Friday, 9 October 2009

Explore medical history online

The Intute website has reported several new medical online resources this week, including:

The National Library of Medicine has digitised key volumes from medical history, including De Humani Corporis Fabrica by Andreas Vesalius, Micrographia by Robert Hooke and Historiae Animalium by Conrad Gesner. You can listen to audio commentary, pan and zoom and read notes for each title here.

Small and Special provides free access to the results of a project into the early development of The Hospital for Sick Children at Great Ormond Street, in London, which was England's first in-patient hospital for children.

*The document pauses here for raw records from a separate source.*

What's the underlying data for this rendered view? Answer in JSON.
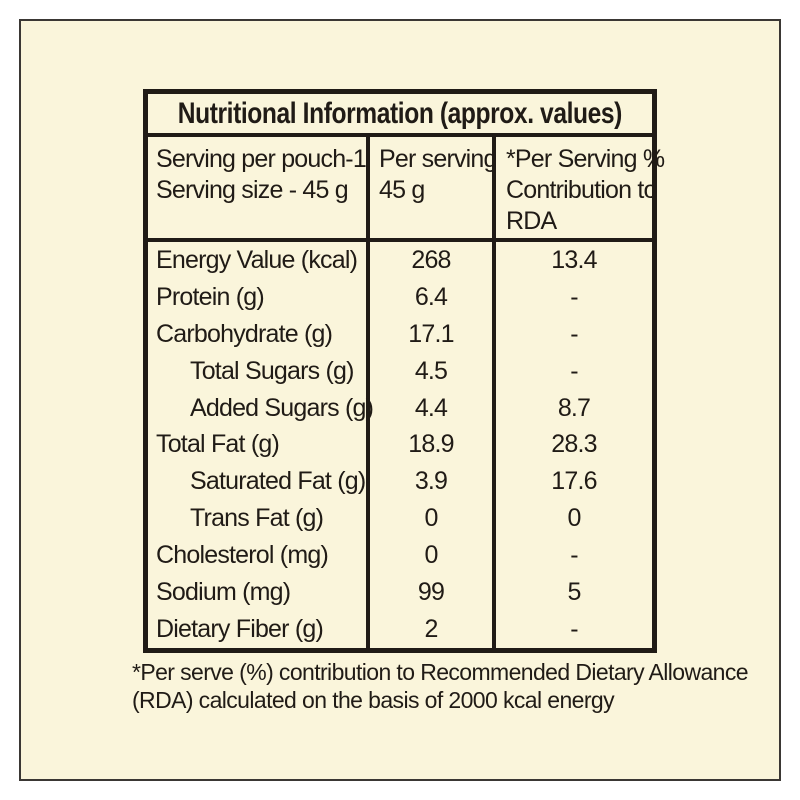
{
  "title": "Nutritional Information (approx. values)",
  "header": {
    "serving": {
      "line1": "Serving per pouch-1",
      "line2": "Serving size - 45 g"
    },
    "per_serving": {
      "line1": "Per serving",
      "line2": "45 g"
    },
    "rda": {
      "line1": "*Per Serving %",
      "line2": "Contribution to",
      "line3": "RDA"
    }
  },
  "rows": [
    {
      "label": "Energy Value (kcal)",
      "indent": false,
      "per_serving": "268",
      "rda": "13.4"
    },
    {
      "label": "Protein (g)",
      "indent": false,
      "per_serving": "6.4",
      "rda": "-"
    },
    {
      "label": "Carbohydrate (g)",
      "indent": false,
      "per_serving": "17.1",
      "rda": "-"
    },
    {
      "label": "Total Sugars (g)",
      "indent": true,
      "per_serving": "4.5",
      "rda": "-"
    },
    {
      "label": "Added Sugars (g)",
      "indent": true,
      "per_serving": "4.4",
      "rda": "8.7"
    },
    {
      "label": "Total Fat (g)",
      "indent": false,
      "per_serving": "18.9",
      "rda": "28.3"
    },
    {
      "label": "Saturated Fat (g)",
      "indent": true,
      "per_serving": "3.9",
      "rda": "17.6"
    },
    {
      "label": "Trans Fat (g)",
      "indent": true,
      "per_serving": "0",
      "rda": "0"
    },
    {
      "label": "Cholesterol (mg)",
      "indent": false,
      "per_serving": "0",
      "rda": "-"
    },
    {
      "label": "Sodium (mg)",
      "indent": false,
      "per_serving": "99",
      "rda": "5"
    },
    {
      "label": "Dietary Fiber (g)",
      "indent": false,
      "per_serving": "2",
      "rda": "-"
    }
  ],
  "footnote": {
    "line1": "*Per serve (%) contribution to Recommended Dietary Allowance",
    "line2": "(RDA) calculated on the basis of 2000 kcal energy"
  },
  "colors": {
    "page": "#FFFFFF",
    "label_background": "#FAF5DB",
    "ink": "#201B16",
    "frame_border": "#3A3734"
  }
}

The project to analyse the patient registers of the hospital from 1852 to 1914 has been carried out in partnership with Kingston University and funded partly by the Wellcome Trust.

Delta classic public health texts provides free access to full text PDFs of key works in the History of Public Health made possible by Delta Omega - the Honorary Society for graduate studies in Public Health, governed by the National Council. They are generally out of print, or not widely available in libraries. Included from the Nineteenth Century are On the mode of communication of cholera by John Snow, The Contagiousness of Puerperal Fever by Wendell Holmes, Notes on Nursing by Florence Nightingale as well as Reports of the Sanitary Commission in Massachusetts.

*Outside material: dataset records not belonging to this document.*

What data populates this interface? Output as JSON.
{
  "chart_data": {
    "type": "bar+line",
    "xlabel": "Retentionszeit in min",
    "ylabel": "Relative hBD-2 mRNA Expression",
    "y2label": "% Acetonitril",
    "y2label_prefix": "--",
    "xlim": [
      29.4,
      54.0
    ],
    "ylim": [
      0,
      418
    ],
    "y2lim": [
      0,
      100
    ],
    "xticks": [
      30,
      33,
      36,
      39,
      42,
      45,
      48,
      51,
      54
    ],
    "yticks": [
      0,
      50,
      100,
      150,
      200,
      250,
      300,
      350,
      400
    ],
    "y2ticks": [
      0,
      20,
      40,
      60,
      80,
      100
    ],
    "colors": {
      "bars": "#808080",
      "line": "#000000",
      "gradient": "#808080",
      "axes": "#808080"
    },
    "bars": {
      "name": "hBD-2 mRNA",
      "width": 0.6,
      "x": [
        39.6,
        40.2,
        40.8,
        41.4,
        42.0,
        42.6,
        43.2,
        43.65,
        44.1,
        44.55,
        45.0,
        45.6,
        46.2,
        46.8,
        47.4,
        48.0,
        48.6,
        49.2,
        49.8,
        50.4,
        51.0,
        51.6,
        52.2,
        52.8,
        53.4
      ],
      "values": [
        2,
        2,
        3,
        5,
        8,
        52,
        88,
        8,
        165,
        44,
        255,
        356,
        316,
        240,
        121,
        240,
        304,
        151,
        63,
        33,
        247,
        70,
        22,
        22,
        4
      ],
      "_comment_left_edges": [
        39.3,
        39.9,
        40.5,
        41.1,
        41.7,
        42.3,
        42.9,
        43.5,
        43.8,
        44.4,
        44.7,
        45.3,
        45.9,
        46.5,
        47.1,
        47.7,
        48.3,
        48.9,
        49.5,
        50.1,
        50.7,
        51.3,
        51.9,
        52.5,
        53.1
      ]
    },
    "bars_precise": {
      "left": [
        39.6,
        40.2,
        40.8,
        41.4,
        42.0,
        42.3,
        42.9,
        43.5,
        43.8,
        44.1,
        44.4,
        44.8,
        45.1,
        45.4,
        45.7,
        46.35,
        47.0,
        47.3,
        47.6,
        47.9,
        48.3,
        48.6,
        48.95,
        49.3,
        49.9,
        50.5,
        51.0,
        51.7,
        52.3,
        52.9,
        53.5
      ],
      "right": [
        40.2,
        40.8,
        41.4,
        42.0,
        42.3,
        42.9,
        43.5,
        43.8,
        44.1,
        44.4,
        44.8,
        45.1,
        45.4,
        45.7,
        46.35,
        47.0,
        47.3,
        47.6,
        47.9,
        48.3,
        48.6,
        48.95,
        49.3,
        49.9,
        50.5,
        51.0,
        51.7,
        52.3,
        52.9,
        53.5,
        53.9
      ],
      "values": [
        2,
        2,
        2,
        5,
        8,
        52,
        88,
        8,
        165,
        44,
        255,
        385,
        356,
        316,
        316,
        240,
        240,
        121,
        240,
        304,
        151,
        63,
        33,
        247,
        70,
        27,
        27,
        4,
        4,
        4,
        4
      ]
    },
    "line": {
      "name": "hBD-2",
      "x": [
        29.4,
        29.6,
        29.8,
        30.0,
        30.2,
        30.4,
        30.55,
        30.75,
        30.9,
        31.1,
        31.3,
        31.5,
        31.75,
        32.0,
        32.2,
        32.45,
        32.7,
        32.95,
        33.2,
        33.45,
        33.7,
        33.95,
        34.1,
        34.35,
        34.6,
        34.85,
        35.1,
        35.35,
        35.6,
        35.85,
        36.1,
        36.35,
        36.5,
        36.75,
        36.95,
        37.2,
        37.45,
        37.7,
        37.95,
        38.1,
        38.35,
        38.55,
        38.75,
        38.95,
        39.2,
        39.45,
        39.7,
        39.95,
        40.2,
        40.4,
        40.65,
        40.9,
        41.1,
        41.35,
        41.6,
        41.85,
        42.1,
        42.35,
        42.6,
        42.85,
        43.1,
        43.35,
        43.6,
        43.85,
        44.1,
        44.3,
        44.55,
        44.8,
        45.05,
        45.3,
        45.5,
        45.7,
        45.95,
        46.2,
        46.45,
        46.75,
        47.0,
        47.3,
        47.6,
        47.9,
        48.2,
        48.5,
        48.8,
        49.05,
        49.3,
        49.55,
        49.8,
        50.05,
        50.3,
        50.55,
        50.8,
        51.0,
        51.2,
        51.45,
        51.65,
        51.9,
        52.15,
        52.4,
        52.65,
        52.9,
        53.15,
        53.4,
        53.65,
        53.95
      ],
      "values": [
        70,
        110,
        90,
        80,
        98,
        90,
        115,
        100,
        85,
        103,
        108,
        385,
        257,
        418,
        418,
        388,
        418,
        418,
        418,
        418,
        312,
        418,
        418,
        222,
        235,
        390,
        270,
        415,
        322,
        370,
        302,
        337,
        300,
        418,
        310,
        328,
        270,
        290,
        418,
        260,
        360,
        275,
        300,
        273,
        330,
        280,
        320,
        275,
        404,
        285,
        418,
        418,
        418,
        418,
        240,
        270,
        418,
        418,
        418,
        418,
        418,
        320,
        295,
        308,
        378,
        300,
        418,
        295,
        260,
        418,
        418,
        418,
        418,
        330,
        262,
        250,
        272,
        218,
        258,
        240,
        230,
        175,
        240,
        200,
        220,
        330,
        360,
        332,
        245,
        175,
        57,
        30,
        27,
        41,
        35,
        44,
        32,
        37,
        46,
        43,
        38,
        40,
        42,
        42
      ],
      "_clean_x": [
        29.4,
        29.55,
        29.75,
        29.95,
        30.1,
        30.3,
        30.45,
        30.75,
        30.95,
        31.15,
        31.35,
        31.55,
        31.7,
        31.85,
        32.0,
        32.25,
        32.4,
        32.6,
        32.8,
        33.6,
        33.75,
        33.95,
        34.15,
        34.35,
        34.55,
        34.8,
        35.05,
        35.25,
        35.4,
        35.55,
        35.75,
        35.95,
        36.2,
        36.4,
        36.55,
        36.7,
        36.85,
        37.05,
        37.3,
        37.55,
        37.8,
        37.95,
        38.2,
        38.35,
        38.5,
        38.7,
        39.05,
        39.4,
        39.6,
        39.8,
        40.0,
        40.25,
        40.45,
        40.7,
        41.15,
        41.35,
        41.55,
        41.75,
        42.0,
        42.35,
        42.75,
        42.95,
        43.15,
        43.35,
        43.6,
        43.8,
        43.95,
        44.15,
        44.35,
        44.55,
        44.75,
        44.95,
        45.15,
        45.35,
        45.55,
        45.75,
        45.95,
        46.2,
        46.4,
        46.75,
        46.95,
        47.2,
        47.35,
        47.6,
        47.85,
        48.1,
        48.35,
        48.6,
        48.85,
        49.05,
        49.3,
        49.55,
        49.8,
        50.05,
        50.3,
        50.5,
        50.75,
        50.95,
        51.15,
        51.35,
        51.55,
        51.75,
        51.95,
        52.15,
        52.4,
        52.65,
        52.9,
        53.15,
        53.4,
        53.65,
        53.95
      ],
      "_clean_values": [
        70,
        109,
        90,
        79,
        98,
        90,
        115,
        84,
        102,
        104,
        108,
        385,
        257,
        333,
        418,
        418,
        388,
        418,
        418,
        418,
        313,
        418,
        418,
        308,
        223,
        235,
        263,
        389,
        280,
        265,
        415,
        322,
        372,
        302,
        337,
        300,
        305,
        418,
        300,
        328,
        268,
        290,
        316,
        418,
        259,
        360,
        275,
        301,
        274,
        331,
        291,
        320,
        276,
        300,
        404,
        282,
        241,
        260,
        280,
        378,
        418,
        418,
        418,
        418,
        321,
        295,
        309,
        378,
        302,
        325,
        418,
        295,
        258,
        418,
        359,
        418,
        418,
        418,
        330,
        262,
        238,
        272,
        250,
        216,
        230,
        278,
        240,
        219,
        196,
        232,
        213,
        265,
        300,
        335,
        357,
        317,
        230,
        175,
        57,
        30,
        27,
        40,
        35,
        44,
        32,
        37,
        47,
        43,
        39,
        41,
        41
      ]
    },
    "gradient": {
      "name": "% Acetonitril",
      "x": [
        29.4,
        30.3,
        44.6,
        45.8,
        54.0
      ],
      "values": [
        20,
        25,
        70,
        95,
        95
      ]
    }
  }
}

(Text:, photo credit: National Library of Medicine)

Tuesday, 6 October 2009

Take a tip from me

Naively, I used to think that tips - to hairdressers, waiters, etc. - helped top up their meagre wages. In fact, their employers used tips as a kind of subsidy to augment the low wages that workers in these industries received. The Department for Business Innovation & Skills has just published The national minimum wage: a code of best practice on service charges, tips, gratuities and cover charges which makes it clear that this practice cannot legally continue, and everyone must receive the National Minimum Wage.